Yes, it is true that by the fourth century AD, Christians started reading this text - as well as Leviticus 20:13 - as having implications beyond heterosexual marriage relationships, but from the point of view of Jewish law, this is not really the way the text should be understood. Suffice it to say that the ‘traditional’ Christian interpretation of this text - which is often considered to be beyond question - is not necessarily biblically correct, because it pulls these texts out of their legal and historical context.
Other texts that are often rolled out to condemn and reject LGBTQI people to the point of harm include Romans 1, and lists of sins that are interpreted to cover all forms of same sex relationships such as 1 Corinthians 6:9 and 1 Timothy 1:10. The problem is that in all these cases there is uncertainty about the translation of the original Greek, along with questions about the historical context and how these texts functioned in those contexts.
Romans 1, for example, uses some strong language that suggests a memory of the wicked sexual exploitation of Emperor Gaius Caligula in Rome, and is part of a rhetorical argument in which the author wants to implicate all people, particularly those who sit in judgment over others, in bad behaviour. In 1 Corinthians 6:9 the original Greek word is literally “man-bed” and likely refers to prostitution, while in 1 Timothy 1:10 the same Greek word is used. It appears that the translators had a preconceived idea of meaning in their translations. Older translations render a somewhat unclear but more literal translation as in “abusers of themselves with mankind.”

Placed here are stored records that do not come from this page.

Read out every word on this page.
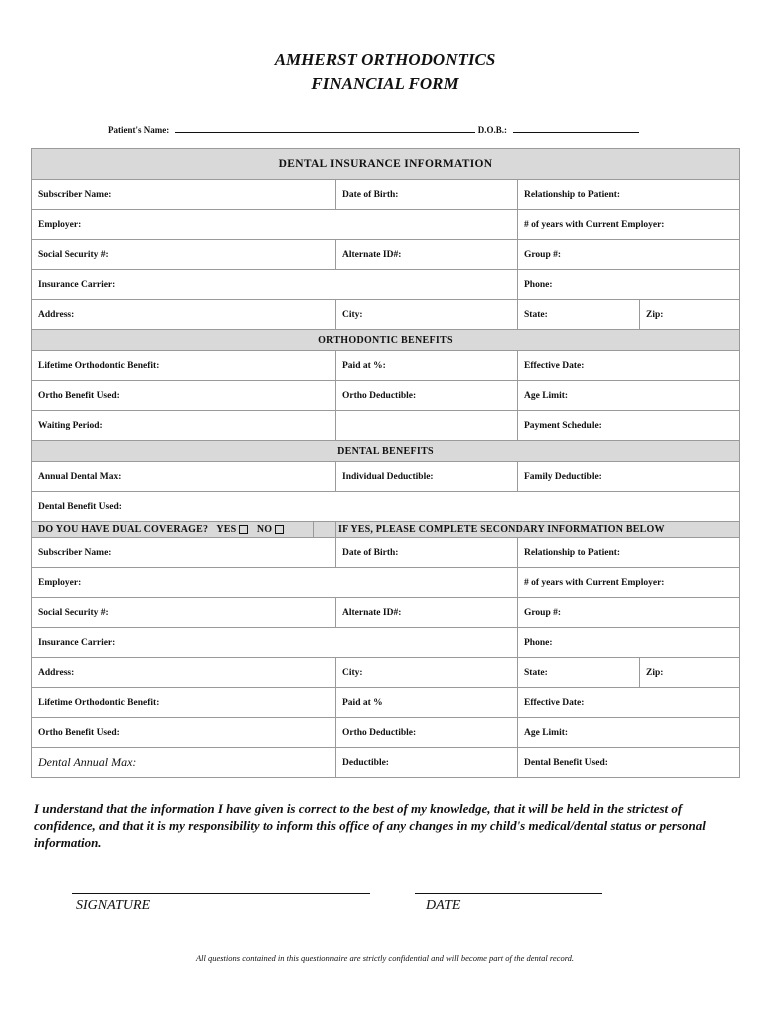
AMHERST ORTHODONTICS
FINANCIAL FORM
Patient's Name:	D.O.B.:
DENTAL INSURANCE INFORMATION				
Subscriber Name:		Date of Birth:	Relationship to Patient:	
Employer:			# of years with Current Employer:	
Social Security #:		Alternate ID#:	Group #:	
Insurance Carrier:			Phone:	
Address:		City:	State:	Zip:
ORTHODONTIC BENEFITS				
Lifetime Orthodontic Benefit:		Paid at %:	Effective Date:	
Ortho Benefit Used:		Ortho Deductible:	Age Limit:	
Waiting Period:			Payment Schedule:	
DENTAL BENEFITS				
Annual Dental Max:		Individual Deductible:	Family Deductible:	
Dental Benefit Used:				
DO YOU HAVE DUAL COVERAGE? YES NO		IF YES, PLEASE COMPLETE SECONDARY INFORMATION BELOW		
Subscriber Name:		Date of Birth:	Relationship to Patient:	
Employer:			# of years with Current Employer:	
Social Security #:		Alternate ID#:	Group #:	
Insurance Carrier:			Phone:	
Address:		City:	State:	Zip:
Lifetime Orthodontic Benefit:		Paid at %	Effective Date:	
Ortho Benefit Used:		Ortho Deductible:	Age Limit:	
Dental Annual Max:		Deductible:	Dental Benefit Used:	
I understand that the information I have given is correct to the best of my knowledge, that it will be held in the strictest of confidence, and that it is my responsibility to inform this office of any changes in my child's medical/dental status or personal information.
SIGNATURE	DATE
All questions contained in this questionnaire are strictly confidential and will become part of the dental record.
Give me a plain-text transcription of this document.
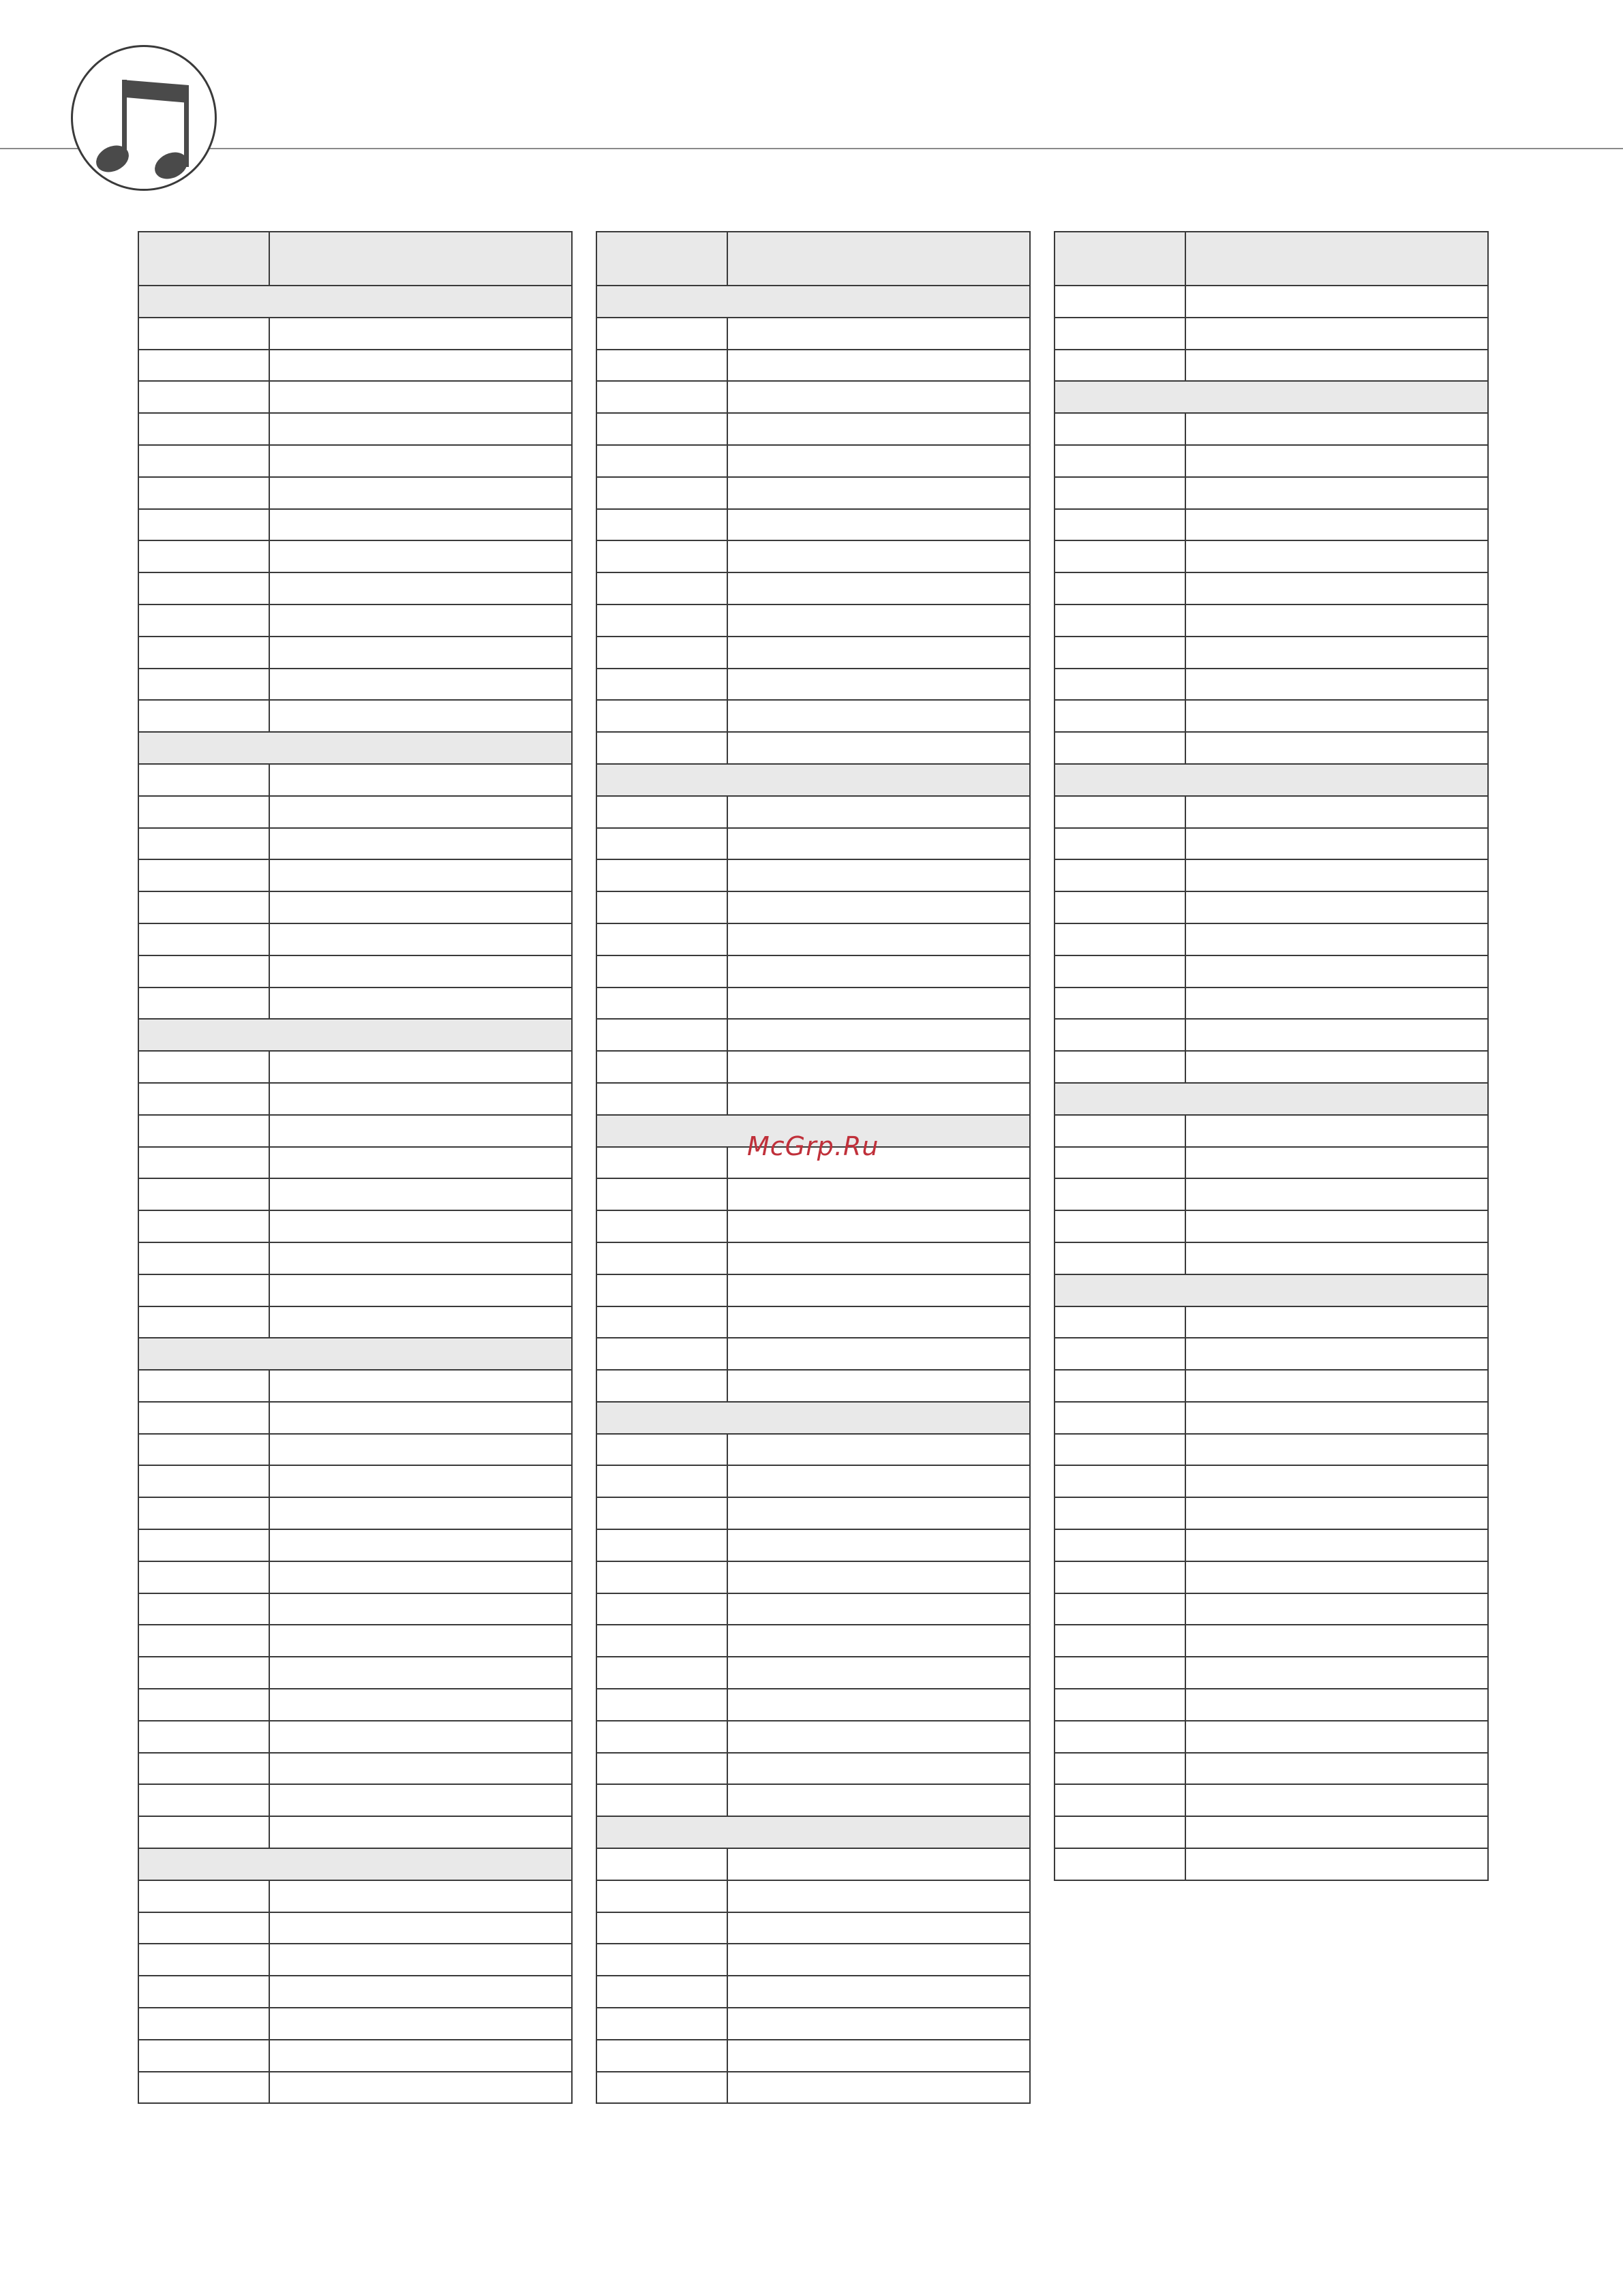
McGrp.Ru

Given these problems of time, context, history, mistranslation and misinterpretation, can Christians honestly find it acceptable to behave in ways that harm LGBTQI people by reference to texts whose meaning is fundamentally ambiguous?
Of course, questioning the basis of the church’s hostility to same sex relationships does not mean that all forms of sexual expression are morally ok in Christian terms. Christian teachings contain profound and loving guidelines for sexual ethics including love, justice, respect and responsibility.

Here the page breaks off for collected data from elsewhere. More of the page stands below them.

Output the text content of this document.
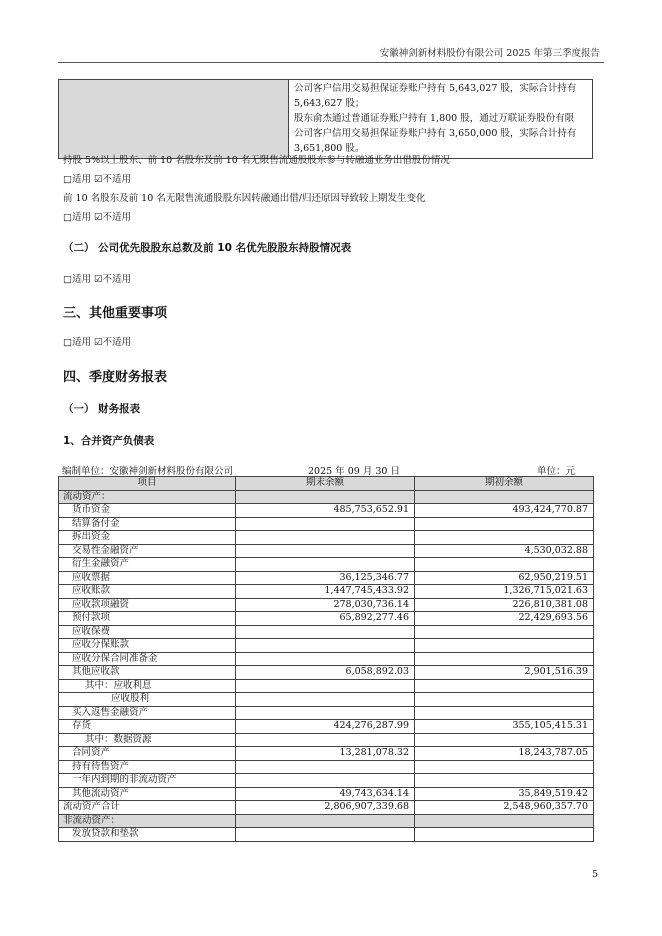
安徽神剑新材料股份有限公司 2025 年第三季度报告

公司客户信用交易担保证券账户持有 5,643,027 股，实际合计持有
5,643,627 股；
股东俞杰通过普通证券账户持有 1,800 股，通过万联证券股份有限
公司客户信用交易担保证券账户持有 3,650,000 股，实际合计持有
3,651,800 股。
持股 5%以上股东、前 10 名股东及前 10 名无限售流通股股东参与转融通业务出借股份情况
□适用 ☑不适用
前 10 名股东及前 10 名无限售流通股股东因转融通出借/归还原因导致较上期发生变化
□适用 ☑不适用
（二） 公司优先股股东总数及前 10 名优先股股东持股情况表
□适用 ☑不适用
三、其他重要事项
□适用 ☑不适用
四、季度财务报表
（一） 财务报表
1、合并资产负债表
编制单位：安徽神剑新材料股份有限公司	2025 年 09 月 30 日	单位：元
项目	期末余额	期初余额
流动资产：		
货币资金	485,753,652.91	493,424,770.87
结算备付金		
拆出资金		
交易性金融资产		4,530,032.88
衍生金融资产		
应收票据	36,125,346.77	62,950,219.51
应收账款	1,447,745,433.92	1,326,715,021.63
应收款项融资	278,030,736.14	226,810,381.08
预付款项	65,892,277.46	22,429,693.56
应收保费		
应收分保账款		
应收分保合同准备金		
其他应收款	6,058,892.03	2,901,516.39
其中：应收利息		
应收股利		
买入返售金融资产		
存货	424,276,287.99	355,105,415.31
其中：数据资源		
合同资产	13,281,078.32	18,243,787.05
持有待售资产		
一年内到期的非流动资产		
其他流动资产	49,743,634.14	35,849,519.42
流动资产合计	2,806,907,339.68	2,548,960,357.70
非流动资产：		
发放贷款和垫款		
5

Most of all they include not doing harm to others through your behaviour. Being committed, making that commitment public in community, loving your beloved, and being faithful to that person are all things that Christians encourage and support as the right way to express their sexuality. Harming others and denigrating the love they experience for another human being, not so much.
The conclusion is simple: stop doing harm to LGBTQI People.